Les bibliothèques restantes font partie du projet national SLSP, qui en est aux prémices d’une solution qui intégrerait mieux les ressources électroniques dans leurs cantons respectifs à un horizon à moyen terme [26, 27]. Beaucoup d’espoirs sont posés sur ce projet dont il dépendra en grande partie le fait que les autres bibliothèques universitaires suisses deviennent une early majority ou une late majority face à ce changement technologique. Nos entretiens ne nous ont pas permis d’observer des bibliothèques plus en retrait, plus timorées, puisque la bibliothèque de l’EPFL a aussi mis en marche un changement de ses pratiques, même si le passage a une nouvelle solution technique n’a pas été évoquée de manière claire, car elle dépend en grande partie de ce qui fera le réseau NEBIS et son partenaire suisse alémanique, la bibliothèque de l’ETHZ, qui possède des moyens financiers plus importants.

Nous pensons que le paysage des bibliothèques académiques romandes, peu étendu, est très facilement influencé par les changements des unes et des autres, ce qui peut présager des évolutions rapides lorsqu’une première décision est prise.

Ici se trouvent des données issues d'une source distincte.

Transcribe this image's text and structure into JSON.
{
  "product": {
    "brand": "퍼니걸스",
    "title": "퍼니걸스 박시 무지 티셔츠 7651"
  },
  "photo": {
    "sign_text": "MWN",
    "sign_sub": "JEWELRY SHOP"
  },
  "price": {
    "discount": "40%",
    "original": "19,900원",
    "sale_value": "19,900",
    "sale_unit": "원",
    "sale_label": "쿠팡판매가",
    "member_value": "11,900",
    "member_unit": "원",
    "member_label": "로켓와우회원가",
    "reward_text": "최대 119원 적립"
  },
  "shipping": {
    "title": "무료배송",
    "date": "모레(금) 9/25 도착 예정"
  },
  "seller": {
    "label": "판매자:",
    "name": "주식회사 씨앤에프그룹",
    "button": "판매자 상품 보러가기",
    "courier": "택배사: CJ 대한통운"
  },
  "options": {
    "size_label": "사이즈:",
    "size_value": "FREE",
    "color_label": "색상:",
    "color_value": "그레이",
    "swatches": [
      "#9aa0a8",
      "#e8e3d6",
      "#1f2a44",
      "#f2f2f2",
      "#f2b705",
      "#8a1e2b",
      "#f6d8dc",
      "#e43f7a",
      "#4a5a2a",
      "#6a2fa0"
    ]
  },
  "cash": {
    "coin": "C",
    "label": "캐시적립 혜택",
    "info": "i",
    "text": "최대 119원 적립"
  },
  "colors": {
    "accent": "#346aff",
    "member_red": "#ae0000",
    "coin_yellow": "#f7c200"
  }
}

Attardons-nous maintenant sur un scénario réellement novateur, qui n’a pas été mentionné par les professionnels de notre échantillon : une solution de gestion intégrée construite sur des logiciels libres et développée sur une base de connaissance ouverte comme GOKb [28] et un index central de données bibliographiques ouverts sous licence Open Database [29] ou CC0 [30] comme ceux qui se développent petit à petit dans le monde. Cette solution aurait l’avantage de pouvoir assurer la qualité des métadonnées dans une base de connaissance maintenue par des professionnelles du monde entier. Nous gageons également qu’un tel développement pourrait ménager les besoins de toutes les parties : utilisateurs, gestionnaires des ressources, bibliothécaires de référence et directeurs de bibliothèque. Cependant, cette solution nécessiterait des investissements considérables de la part des bibliothèques pionnières, qui renonceraient par la même occasion à l’avance technologique dont elles pourraient bénéficier rapidement en utilisant un système commercial déjà existant, bien qu’il ne soit pas parfait.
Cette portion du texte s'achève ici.